Gotland, a 109-mile-long Swedish island in the middle of the ocean, is a medieval ruin and military fortress. In April, Sweden announced that it would spend 16 163 million to increase its forces on the island, including expanding barracks to hold more troops.

Finland and Sweden’s accession to NATO will increase Arctic presence.


More than 50 percent of the coastline of the Arctic Ocean is Russian territory

As a member of the Arctic Council, Sweden and Finland’s membership would extend NATO’s footprint to a region that Russia sees as important to its security.

More than 50 percent of the coastline of the Arctic Ocean is Russian territory

As a member of the Arctic Council, Sweden and Finland’s membership would extend NATO’s footprint to a region that Russia sees as important to its security.

More than 50 percent of the coastline of the Arctic Ocean is Russian territory

As a member of the Arctic Council, Sweden and Finland’s membership would extend NATO’s footprint to a region that Russia sees as important to its security.

Historically, the GIUK Gap has been strategically important as a way to navigate around the otherwise difficult Arctic Ocean.

More than 50 percent of the coastline of the Arctic Ocean is Russian territory

Historically, the GIUK Gap has been strategically important as a way to navigate around the otherwise difficult Arctic Ocean.

As a member of the Arctic Council, Sweden and Finland’s membership would extend NATO’s footprint to a region that Russia sees as important to its security.

The two countries are members of the Arctic Council, an organization that oversees the north of the world, and its members include Russia, Canada and the United States. With their membership, “Arctic security will continue to climb the NATO agenda,” Nietzsche said.

With more than 50 percent of the Arctic coastline being Russian territory, it could also be on Moscow’s agenda. “They see security in the area as a matter of national defense,” Scaluba said.

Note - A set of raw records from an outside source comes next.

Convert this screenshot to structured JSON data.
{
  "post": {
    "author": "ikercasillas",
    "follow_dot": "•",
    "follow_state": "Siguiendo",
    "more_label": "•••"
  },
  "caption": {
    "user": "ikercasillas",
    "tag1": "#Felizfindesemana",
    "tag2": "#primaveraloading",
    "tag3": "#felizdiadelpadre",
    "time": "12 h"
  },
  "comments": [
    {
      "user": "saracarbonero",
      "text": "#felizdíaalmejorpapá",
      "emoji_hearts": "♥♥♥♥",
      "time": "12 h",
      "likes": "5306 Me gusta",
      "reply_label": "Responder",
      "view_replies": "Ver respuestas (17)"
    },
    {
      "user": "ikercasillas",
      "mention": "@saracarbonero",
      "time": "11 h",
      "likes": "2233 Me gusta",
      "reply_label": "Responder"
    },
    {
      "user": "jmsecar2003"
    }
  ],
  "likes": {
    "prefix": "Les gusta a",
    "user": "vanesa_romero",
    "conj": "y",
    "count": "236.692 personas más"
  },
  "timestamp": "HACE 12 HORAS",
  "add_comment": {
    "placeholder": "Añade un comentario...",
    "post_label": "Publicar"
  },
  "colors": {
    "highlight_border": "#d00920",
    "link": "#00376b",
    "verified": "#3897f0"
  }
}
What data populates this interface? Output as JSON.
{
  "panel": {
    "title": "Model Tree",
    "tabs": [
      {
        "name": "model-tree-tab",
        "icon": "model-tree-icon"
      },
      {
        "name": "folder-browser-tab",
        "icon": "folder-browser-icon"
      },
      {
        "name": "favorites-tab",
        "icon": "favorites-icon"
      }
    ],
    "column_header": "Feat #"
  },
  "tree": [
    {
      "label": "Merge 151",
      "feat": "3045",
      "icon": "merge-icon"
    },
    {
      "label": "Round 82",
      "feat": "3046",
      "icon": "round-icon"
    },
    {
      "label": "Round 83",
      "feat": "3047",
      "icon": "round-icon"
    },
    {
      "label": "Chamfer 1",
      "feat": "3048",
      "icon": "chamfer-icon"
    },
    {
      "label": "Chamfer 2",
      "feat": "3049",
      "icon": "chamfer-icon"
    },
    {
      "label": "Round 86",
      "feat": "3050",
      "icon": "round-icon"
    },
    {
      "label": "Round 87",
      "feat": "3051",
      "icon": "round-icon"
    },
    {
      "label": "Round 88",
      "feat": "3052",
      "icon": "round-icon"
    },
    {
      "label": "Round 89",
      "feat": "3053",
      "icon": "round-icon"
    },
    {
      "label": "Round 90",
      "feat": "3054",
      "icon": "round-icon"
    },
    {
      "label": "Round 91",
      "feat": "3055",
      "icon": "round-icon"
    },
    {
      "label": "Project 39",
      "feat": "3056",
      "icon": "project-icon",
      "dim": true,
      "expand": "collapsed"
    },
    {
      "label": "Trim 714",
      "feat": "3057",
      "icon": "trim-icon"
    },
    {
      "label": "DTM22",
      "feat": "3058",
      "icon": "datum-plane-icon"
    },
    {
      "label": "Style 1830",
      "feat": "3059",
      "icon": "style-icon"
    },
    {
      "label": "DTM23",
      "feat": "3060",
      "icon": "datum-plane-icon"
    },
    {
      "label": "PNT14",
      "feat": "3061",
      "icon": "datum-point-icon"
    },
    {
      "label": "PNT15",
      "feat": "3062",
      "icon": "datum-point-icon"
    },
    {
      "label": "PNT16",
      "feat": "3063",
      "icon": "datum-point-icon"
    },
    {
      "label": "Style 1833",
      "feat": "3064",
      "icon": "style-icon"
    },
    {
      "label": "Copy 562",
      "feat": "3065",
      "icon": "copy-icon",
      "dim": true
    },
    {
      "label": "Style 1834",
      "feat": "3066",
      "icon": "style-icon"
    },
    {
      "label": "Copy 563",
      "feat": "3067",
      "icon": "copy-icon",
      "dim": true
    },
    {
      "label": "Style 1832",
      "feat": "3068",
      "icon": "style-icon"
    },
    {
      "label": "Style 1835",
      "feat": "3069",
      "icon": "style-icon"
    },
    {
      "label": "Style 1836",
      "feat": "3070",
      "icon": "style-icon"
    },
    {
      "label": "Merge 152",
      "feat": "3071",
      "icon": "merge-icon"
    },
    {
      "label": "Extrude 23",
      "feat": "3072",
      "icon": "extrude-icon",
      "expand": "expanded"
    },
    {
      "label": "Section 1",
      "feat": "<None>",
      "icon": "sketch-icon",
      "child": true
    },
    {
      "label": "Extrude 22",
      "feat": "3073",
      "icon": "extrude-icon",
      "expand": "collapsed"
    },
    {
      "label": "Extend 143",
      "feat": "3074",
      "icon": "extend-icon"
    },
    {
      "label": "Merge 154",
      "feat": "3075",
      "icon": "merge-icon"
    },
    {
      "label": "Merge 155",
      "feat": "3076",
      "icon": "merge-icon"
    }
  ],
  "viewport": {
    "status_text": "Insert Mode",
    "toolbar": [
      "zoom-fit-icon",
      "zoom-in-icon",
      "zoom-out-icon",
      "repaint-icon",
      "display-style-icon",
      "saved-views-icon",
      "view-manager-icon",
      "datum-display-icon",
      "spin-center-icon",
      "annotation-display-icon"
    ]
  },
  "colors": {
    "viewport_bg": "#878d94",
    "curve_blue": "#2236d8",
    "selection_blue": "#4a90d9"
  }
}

Military missions from the Kola Peninsula are deployed throughout the Arctic. Sweden and Finland could help monitor that activity, but also increase the risk of growth.

“The Arctic is generally regarded as a success story of cooperation between NATO Arctic countries and Russia, but there are concerns that it will become an increasingly competitive area in terms of security, with Sweden and Finland more likely to become NATO nations,” Scaluba added.

Source: NATO, The Geography of the International System: The CS Shapes Dataset (Old Country Borders)

Emily Rauhala contributed to this report.